One of the most terrifyingly-plausible doomsday scenarios is the rise of superbugs, strains of bacteria that are evolving a resistance to our most powerful antibiotics. To try to prevent that situation occurring, scientists are building a creative array of weapons by developing new materials, gels, lights and molecules to fight antibiotic-resistant bugs, and even pitting bacteria against each other. Now researchers have created a new molecule that can make previously antibiotic-resistant bacteria vulnerable to existing drugs again.
Last year, a report commissioned by the UK government outlined a grim possible future that could “cast us back into the dark ages of medicine,” where our drugs simply don’t work and rampant antibiotic-resistant bacteria are responsible for up to 10 million deaths per year. That report predicted those horrors for the year 2050, but unfortunately, the killer bugs might be ahead of schedule: our last line of defense against bacteria, a class of antibiotics called carbapenems, are already beginning to fail in large numbers.
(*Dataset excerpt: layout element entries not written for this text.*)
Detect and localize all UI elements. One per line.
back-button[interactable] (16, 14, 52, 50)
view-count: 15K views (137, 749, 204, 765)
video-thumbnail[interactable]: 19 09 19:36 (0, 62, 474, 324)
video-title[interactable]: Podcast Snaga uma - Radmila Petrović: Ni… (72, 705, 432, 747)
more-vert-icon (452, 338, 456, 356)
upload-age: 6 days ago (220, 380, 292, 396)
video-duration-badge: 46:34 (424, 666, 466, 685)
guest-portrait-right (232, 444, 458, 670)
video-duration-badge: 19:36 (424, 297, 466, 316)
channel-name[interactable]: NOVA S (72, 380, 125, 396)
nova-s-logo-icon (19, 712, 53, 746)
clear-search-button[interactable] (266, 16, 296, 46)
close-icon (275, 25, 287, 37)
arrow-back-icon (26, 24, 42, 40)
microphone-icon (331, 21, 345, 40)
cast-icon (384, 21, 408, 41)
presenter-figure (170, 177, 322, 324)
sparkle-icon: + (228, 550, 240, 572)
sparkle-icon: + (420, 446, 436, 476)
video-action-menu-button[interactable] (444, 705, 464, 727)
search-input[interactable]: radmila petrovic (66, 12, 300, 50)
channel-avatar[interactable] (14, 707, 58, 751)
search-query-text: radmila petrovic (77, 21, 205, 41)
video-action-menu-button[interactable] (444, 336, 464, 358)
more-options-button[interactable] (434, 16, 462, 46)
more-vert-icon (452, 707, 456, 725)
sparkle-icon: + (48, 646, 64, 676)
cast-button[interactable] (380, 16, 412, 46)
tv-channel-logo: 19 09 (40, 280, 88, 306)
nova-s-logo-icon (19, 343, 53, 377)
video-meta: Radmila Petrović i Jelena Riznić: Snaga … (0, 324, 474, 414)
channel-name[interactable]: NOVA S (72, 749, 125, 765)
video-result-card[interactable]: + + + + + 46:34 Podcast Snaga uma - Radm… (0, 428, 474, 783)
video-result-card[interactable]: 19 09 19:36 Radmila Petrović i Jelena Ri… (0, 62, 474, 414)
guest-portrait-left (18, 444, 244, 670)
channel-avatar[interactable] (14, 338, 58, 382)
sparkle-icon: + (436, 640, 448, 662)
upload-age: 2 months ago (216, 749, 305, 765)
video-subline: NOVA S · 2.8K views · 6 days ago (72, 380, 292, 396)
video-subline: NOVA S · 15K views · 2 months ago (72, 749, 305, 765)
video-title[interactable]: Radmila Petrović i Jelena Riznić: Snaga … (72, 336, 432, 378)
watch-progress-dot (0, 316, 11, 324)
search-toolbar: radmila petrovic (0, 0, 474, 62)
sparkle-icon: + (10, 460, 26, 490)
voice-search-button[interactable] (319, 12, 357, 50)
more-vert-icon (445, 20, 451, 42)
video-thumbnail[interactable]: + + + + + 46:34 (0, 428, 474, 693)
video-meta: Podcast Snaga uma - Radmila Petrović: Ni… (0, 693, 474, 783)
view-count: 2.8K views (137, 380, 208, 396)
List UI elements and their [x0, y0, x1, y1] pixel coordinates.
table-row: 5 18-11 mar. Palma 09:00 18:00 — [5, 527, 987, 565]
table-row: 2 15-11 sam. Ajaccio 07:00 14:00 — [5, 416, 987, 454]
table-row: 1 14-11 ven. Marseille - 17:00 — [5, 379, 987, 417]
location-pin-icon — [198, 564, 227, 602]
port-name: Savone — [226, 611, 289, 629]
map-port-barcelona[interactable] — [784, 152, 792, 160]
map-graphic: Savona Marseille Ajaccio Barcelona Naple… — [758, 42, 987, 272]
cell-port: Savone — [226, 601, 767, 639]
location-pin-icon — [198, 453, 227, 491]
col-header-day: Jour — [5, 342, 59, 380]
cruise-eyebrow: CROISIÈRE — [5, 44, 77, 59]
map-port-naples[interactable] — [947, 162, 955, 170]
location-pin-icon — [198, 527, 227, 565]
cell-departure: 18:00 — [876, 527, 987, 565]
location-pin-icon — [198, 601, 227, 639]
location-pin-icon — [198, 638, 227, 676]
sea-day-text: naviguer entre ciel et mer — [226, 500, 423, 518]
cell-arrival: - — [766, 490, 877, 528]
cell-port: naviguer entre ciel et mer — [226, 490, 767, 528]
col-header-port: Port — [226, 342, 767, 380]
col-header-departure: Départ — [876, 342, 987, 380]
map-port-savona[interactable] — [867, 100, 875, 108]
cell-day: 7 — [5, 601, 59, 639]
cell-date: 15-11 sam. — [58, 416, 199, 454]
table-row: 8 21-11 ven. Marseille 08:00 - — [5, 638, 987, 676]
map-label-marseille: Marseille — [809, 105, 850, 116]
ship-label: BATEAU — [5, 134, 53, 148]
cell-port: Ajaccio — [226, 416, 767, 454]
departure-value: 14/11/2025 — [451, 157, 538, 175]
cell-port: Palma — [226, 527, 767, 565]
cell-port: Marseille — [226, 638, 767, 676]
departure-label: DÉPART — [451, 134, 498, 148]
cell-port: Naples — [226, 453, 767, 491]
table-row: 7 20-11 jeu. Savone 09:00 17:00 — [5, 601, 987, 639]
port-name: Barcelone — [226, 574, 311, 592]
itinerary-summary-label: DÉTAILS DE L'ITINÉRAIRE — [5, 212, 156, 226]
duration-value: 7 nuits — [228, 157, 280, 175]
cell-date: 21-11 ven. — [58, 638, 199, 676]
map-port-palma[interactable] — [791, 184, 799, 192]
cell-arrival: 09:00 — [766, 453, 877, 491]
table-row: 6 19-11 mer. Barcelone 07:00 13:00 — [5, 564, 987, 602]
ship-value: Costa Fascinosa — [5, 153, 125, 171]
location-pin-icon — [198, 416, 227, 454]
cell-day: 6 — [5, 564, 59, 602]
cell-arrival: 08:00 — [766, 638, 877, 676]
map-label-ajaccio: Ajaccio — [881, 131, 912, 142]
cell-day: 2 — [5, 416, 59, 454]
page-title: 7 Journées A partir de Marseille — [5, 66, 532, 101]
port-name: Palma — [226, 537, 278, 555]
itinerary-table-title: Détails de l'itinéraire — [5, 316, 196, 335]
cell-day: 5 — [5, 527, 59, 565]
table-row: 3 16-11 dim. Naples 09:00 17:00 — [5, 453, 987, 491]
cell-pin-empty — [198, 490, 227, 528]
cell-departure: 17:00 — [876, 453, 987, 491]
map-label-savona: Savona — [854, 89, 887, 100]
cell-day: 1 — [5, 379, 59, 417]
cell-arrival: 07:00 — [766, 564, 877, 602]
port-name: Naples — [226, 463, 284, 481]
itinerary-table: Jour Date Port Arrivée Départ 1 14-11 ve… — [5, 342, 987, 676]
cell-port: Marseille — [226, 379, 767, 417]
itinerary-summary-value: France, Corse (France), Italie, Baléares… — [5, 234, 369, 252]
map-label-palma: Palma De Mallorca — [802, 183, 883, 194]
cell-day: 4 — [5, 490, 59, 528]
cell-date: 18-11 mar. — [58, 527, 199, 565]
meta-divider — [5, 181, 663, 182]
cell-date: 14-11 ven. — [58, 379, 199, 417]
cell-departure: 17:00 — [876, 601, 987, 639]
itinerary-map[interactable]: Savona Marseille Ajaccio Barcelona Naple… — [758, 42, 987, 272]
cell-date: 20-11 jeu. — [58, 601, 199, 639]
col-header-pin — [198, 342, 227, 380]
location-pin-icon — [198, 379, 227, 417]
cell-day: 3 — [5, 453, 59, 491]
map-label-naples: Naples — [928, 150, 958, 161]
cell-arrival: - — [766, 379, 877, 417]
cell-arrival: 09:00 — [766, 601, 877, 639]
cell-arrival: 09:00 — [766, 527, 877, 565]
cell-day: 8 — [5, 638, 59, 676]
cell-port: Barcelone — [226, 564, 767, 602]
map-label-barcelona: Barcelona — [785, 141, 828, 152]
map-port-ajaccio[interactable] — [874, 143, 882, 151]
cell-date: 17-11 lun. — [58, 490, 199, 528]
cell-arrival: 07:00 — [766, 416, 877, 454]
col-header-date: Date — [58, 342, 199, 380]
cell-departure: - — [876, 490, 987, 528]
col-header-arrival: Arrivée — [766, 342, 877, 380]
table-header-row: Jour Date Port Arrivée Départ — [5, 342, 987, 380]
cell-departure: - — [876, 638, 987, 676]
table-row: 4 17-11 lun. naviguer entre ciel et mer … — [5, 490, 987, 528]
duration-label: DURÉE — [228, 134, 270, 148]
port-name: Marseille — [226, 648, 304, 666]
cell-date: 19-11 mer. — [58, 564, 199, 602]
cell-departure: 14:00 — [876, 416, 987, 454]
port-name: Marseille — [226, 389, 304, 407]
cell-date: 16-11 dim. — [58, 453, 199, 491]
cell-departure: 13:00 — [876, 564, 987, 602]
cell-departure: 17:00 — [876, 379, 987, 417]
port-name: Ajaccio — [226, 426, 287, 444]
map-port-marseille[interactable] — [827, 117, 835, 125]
“We’ve lost the ability to use many of our mainstream antibiotics,” says Bruce Geller, one of the study’s authors. “Everything’s resistant to them now. That’s left us to try to develop new drugs to stay one step ahead of the bacteria, but the more we look the more we don’t find anything new. So that’s left us with making modifications to existing antibiotics, but as soon as you make a chemical change, the bugs mutate and now they’re resistant to the new, chemically modified antibiotic.”
Some of the most devastating bacteria get their antibiotic resistance by producing an enzyme known as New Delhi Metallo-beta-lactamase (NDM-1). It’s this enzyme that the new research is targeting, by developing a molecule called a peptide-conjugated phosphorodiamidate morpholino oligomer (PPMO). This inhibits the bacteria’s expression of NDM-1, essentially destroying its antibiotic resistance and allowing existing drugs to be effective once again.
“The significance of NDM-1 is that it is destroys carbapenems, so doctors have had to pull out an antibiotic, colistin, that hadn’t been used in decades because it’s toxic to the kidneys,” Geller explains. “That is literally the last antibiotic that can be used on an NDM-1-expressing organism, and we now have bacteria that are completely resistant to all known antibiotics. But a PPMO can restore susceptibility to antibiotics that have already been approved, so we can get a PPMO approved and then go back and use these antibiotics that had become useless.”
The study combined the new PPMO with meropenem, a type of carbapenem antibiotic that’s effective against a broad range of bugs, and pitted it against three different types of bacteria that make use of NDM-1. In all cases, the PPMO restored meropenem’s ability to kill the bacteria in vitro, and also managed to kill off an NDM-1-expressing strain of E. coli in tests in mice.
“We’re targeting a resistance mechanism that’s shared by a whole bunch of pathogens,” says Geller. “It’s the same gene in different types of bacteria, so you only have to have one PPMO that’s effective for all of them, which is different than other PPMOs that are genus specific.”
Geller says the new drug should be ready for human testing in about three years. The research was published in the Journal of Antimicrobial Chemotherapy.